Seperti telah diungkapkan dalam kesempatan terdahulu, Prabu guru aji putih adalah seorang resi trah Galuh (masih keturunan bangsawan galuh), yang dianggap sebagi perintis dari kerajaan Sumedang Larang. Ia diyakini merupakan keturunan dari Aki Balangantrang, cucu Wretikandayun (pendiri kerajaan Galuh). Is mendapat perintah dari penguasa Galuh, Prabu suryadewata untuk membangun kabuyutan di daerah sumedang sekarang.

 Ia datang ke suatu kampung yang bernama Cipaku, yang letaknya di pinggir sungai Cimanuk (sekarang  adanya di kampung Muhara, desa Leuwihideng, kecamatan Darmaraja Sumedang). Disini ia melakukan perubahan tatanan pemerintahan dan masyarakat, yang konon daerah ini sudah ada sejak abad ke-8 M. Pengaruhnya semakin kuat sehingga kekuasaanya meluas hingga sepanjang walungan (sungai) Cimanuk, hingga berdirinya kerajaan Tembong Ageung. Tembong Ageung berarti Kelihatan besar / luhur (tembong berarti kelihatan, sedang ageung berarti besar dan luhur).

     Dan setelah Prabu Aji Putih meninggal, ia kemudian digantikan oleh anaknya, Prabu Taji Malela, atau Batara Tuntang Buana atau Prabu Agung Resi Cakrabuana, Ia mengganti nama kerajaan menjadi  Himbar Buana, yang berarti Menerangi alam. Tetapi setelah ia bertapa ia mengubahnya menjadi kerajaan Sumedang Larang, meskipun ibukotanya tetap di daerah Leuwihideung Darmaraja. Prabu Tajimalela  hidup sezaman  dengan  Maharajara Sunda yang bernama  Luhur Prabawa (mp. 1340-1350 M).

Setelah melalukan pertapaan, Prabu Tajimalela berkata Insun medal insun madangan.” (artinya: Saya dilahirkan saya menerangi) dari perkataan Tajimalela inilah kemudian nama Sumedang Larang diambil. Dengan demikian kata Sumedang berasal dari kata insun madangan yang disingkat Sumedang, yang  berarti saya menerangi, dan ada juga yang menulis berasal dari kata insun medal yang mengalami perubahan pengucapan. Sedang kata Larang berarti sesuatu yang tidak ada tandingannya.

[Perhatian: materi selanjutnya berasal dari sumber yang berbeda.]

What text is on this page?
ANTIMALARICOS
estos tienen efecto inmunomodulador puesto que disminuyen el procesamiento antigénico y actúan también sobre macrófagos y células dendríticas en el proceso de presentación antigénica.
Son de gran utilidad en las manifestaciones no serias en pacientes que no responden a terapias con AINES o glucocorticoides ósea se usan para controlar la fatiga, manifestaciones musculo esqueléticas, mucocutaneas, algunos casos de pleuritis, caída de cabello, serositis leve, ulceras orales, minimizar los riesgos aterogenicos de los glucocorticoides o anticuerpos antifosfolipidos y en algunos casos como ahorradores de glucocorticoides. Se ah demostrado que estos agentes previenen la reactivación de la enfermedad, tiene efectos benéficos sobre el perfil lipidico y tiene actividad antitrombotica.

Sebagai kesimpulan, dari tulisan tersebut diatas, mungkin kita harus mulai instrospeksi, harus mulai merenung, jika kita merasa dilahirkan di sumedang, sesungguhnya kita sebenarnya diberi misi oleh sang pendirinya untuk menerangi / untuk mecnerahkan dunia (himbar buana). Mencerahkan atau menerangi adalah proses yang dinamis dalam menuju kebaikan, menuju perbaikan, sehingga akhirnya akan menghasilkan perbaikan perbaikan ke arah yang lebih positif atau ke arah yang lebih baik.